Home hygiene, pets and other domestic animals
This leaflet has been put together to provide background information and advice on
what to do about the risk of spread of infection from pets and other domestic animals
in the home. This briefing material has been produced for healthcare professionals,
the media and others who are looking for background understanding about infection
risks associated with domestic animals and/or are responsible for providing guidance
to the public on this issue.
What are the risks?
Pets (including reptiles, birds, etc.) and other animals in the home can pose a risk of
infection. Pets can carry pathogens such as Salmonella in their faeces, on their fur,
paws and in their mouths.
Disease-causing organisms carried by domestic animals include bacterial, viral,
parasitic and fungal species, such as those listed in the table below. Domestic
animals such as cats and dogs can also harbour moulds and yeasts on their coats.
Puppies and kittens with diarrhoea can pass on infections such as Campylobacter.
Exotic pets such as reptiles have also been known to pass on Salmonella infections.
Organism
Campylobacter
Cryptosporidium
Listeria
Pasteurella
Salmonella
Toxocaria
Toxoplasma
Cat



Dog






Rabbit
Mouse
Rat
Hamster
Reptiles









Food poisoning microbes such as Campylobacter, Salmonella and Cryptosporidium
can be present in farm animals. Farm animals naturally carry a range of microbes
and some, such as E. coli O157, can cause serious disease and can even be fatal.
Potential hazards include animal faeces and secretions that can contaminate animal
feedstuffs, raw milk and water.
Infections can be passed from animals to humans in several ways. Some infections
are carried on the fur of animals. Infections can be transferred by touching and
stroking animals and not washing hands. Other pathogens are excreted in the faeces
of animals and can remain in the environment, especially in moist areas. Survival and
transfer via surfaces occurs in the same way as it does for human pathogens. For
example, Cryptosporidium can remain viable in the environment for up to 12 months.
Fungal skin infections such as ringworm can be transmitted to humans by direct
contact with animals. Water-borne transmission from pets to humans has also been
documented. Infections can be passed on from animals in the kitchen. It is thus
important to keep separate equipment for pets and to clean surfaces where pets
have touched.
How big is the risk?
More than 50% of homes in the English-speaking world have cats and dogs, with an
estimated 60 million cats and dogs in the USA. In 2007, a telephone survey of UK
households revealed that cats and dogs were owned by 26% and 31% of
households, respectively. It is estimated that there are around 10.3m cats and 10.5m
dogs in the UK
Domestic cats and dogs can carry organisms such as Salmonella, Campylobacter,
Staphylococcus aureus (including MRSA and PVL-producing strains) and Clostridium
difficile. Exotic pets such as reptiles and turtles can also be a source of infection e.g.

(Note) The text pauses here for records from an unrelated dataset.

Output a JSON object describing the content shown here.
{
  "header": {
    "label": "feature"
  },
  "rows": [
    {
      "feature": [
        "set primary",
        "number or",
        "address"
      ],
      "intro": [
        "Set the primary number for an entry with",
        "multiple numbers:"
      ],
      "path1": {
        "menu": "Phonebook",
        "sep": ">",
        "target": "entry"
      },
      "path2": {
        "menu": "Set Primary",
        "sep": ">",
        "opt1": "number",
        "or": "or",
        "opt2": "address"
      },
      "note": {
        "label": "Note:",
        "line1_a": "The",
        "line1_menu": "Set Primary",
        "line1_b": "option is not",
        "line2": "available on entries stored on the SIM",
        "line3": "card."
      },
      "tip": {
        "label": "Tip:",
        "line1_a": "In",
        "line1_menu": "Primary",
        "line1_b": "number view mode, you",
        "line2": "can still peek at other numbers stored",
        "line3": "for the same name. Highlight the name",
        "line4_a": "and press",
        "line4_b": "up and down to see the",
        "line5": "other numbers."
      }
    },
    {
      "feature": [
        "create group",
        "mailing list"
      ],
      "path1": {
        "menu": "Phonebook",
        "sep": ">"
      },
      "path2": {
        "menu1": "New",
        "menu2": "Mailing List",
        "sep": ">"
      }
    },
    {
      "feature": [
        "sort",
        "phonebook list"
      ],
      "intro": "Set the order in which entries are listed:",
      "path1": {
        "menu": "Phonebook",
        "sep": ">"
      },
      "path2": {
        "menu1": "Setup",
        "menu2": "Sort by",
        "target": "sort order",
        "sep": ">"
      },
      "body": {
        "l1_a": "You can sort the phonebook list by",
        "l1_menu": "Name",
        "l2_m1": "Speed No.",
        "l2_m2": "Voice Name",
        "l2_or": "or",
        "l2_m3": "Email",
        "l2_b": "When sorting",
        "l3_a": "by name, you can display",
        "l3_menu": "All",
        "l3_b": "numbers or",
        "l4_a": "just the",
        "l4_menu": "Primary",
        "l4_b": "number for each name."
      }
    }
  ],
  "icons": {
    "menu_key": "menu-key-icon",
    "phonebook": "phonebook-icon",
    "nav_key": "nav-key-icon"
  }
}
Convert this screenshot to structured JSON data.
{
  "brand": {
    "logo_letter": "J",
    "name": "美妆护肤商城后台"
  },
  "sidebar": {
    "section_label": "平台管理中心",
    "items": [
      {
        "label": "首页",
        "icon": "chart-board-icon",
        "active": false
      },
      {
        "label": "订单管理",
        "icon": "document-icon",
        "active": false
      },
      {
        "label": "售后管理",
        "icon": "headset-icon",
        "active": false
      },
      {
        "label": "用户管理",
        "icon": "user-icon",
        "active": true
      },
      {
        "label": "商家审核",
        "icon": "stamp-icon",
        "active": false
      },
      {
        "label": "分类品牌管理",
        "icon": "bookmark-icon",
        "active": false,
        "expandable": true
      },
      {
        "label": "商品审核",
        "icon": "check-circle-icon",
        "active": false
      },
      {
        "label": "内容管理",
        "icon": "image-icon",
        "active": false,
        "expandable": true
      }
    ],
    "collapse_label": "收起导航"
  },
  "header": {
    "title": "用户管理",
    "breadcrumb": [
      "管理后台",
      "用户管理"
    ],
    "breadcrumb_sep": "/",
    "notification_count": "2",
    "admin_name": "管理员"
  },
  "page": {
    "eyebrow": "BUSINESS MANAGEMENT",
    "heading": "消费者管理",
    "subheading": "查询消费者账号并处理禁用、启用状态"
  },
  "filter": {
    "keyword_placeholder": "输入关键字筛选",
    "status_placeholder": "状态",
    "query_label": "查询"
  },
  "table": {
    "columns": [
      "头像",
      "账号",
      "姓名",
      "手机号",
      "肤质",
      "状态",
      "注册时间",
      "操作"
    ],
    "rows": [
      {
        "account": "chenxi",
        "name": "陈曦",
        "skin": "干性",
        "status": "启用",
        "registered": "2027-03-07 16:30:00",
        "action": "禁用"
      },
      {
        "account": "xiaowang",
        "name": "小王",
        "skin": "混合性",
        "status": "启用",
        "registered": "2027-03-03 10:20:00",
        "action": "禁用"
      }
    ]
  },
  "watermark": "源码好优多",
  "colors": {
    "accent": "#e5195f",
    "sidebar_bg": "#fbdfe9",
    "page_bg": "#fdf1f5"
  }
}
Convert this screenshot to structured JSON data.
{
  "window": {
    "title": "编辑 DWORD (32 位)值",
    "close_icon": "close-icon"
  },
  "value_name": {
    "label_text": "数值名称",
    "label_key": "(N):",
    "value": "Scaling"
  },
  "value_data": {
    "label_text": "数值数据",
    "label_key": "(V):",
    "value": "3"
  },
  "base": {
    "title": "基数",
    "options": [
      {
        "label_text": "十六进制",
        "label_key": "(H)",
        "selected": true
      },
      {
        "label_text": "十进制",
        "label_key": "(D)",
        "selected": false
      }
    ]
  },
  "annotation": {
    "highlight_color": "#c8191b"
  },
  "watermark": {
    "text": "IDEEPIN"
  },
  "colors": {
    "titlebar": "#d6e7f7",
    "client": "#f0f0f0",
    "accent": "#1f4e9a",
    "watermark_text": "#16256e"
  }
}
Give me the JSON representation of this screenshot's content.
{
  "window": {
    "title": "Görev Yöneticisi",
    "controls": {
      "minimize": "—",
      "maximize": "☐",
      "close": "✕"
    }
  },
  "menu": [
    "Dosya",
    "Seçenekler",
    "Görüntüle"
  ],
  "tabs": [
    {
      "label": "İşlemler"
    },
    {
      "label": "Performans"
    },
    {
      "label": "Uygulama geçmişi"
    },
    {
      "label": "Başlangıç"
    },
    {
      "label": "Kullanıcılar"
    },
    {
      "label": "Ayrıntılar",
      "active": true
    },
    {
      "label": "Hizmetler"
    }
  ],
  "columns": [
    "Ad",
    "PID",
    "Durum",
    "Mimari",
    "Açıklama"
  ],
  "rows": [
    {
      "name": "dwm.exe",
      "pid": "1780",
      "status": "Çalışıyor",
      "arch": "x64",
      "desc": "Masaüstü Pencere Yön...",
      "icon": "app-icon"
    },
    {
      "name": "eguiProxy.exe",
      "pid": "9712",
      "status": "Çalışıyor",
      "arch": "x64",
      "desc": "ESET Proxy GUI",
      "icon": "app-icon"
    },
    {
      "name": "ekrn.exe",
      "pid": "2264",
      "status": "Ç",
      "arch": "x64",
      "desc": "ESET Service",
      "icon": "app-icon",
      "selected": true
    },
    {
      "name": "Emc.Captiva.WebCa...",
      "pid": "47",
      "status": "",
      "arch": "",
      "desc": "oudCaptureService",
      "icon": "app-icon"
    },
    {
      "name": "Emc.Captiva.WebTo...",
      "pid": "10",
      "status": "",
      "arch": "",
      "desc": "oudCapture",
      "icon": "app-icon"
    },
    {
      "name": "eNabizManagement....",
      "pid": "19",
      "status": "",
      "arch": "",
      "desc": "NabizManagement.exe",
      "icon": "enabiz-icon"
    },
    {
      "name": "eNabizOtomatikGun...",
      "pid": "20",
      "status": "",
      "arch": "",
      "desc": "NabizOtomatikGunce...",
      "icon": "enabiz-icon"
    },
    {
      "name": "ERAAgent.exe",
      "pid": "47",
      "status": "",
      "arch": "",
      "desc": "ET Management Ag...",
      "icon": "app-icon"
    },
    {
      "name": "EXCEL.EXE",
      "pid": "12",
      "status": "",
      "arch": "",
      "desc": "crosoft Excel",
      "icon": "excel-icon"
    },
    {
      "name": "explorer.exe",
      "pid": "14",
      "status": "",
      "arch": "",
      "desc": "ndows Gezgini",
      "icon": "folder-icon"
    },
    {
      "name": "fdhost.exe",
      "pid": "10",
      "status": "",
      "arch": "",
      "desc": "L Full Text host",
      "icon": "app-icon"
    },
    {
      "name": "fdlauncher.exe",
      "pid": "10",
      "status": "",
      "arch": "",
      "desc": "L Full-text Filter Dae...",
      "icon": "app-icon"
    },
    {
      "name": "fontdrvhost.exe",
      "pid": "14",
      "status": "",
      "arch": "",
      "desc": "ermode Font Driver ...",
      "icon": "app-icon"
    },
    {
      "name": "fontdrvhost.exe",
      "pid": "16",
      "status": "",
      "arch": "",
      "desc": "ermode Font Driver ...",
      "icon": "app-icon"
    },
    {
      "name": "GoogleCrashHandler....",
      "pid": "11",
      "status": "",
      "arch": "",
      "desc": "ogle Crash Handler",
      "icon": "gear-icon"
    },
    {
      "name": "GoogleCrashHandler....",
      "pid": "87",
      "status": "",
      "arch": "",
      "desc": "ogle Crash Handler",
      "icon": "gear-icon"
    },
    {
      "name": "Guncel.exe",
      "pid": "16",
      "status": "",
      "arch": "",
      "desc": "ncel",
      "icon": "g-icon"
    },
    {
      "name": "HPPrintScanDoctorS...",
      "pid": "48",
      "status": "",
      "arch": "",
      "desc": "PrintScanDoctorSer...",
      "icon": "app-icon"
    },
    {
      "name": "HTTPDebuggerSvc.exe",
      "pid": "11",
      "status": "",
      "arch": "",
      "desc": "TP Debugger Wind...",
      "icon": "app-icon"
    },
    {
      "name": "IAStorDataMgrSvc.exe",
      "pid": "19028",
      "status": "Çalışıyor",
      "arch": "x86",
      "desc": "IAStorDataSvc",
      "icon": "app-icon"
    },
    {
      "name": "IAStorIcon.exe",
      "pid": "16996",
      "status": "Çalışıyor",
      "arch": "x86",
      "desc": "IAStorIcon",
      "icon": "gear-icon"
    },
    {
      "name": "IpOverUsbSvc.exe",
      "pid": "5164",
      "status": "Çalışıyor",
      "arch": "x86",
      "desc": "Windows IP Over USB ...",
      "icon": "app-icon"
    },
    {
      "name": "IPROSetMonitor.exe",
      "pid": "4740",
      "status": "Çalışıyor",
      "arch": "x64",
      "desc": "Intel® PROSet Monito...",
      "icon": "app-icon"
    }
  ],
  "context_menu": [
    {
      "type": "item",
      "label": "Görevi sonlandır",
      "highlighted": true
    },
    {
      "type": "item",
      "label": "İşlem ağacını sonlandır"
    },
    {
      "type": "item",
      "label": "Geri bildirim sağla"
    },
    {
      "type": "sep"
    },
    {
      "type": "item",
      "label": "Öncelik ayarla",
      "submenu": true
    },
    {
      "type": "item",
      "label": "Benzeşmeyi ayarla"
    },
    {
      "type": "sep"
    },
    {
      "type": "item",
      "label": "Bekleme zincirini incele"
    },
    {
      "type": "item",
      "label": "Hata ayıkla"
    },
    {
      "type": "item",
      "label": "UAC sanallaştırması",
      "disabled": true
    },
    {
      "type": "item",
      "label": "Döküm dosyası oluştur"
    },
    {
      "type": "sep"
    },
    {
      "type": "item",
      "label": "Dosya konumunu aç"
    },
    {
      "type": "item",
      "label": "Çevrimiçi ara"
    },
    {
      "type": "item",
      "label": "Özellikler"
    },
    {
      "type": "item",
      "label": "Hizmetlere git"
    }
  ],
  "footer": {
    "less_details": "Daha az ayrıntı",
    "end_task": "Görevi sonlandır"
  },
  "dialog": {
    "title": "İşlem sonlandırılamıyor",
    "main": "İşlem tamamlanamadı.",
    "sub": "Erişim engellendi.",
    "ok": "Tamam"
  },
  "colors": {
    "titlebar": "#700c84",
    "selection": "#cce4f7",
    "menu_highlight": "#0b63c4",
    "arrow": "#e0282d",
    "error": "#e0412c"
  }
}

Salmonella. Some examples of the occurrence of disease-causing organisms in
domestic animals are as follows:
 In the USA, up to 39% of dogs may carry Campylobacter, and 10–27% may carry
Salmonella
 A London study isolated 19 species of Campylobacter spp. from 100 specimens
of faeces obtained from a cattery, including Campylobacter upsaliensis and
Campylobacter jejuni
 A Canadian study showed that C. difficile was the most frequently isolated
pathogen from dogs. C. difficile was isolated from 58 (58%) of 102 faecal
specimens, of which 41 isolates were disease-causing strains.
 Feeding raw meat to dogs may have an impact. A Canadian study identified
Campylobacter jejuni from 2.6% of raw meat-fed dogs and Salmonella enterica
from 14% of raw meat-fed dog faeces. Salmonella enterica was recovered more
frequently in the vacuum cleaner waste samples from households with raw meat
fed dogs than from those where raw meat was not fed to dogs (10.5% versus
4.5%).
 There are numerous reports of MRSA carriage in household pets which is closely
linked to MRSA in humans. In some cases it is concluded that that the original
source of MRSA in pets or other animals may often be colonised or infected
humans.
It must be borne in mind that many pets that carry infectious agents do not appear ill.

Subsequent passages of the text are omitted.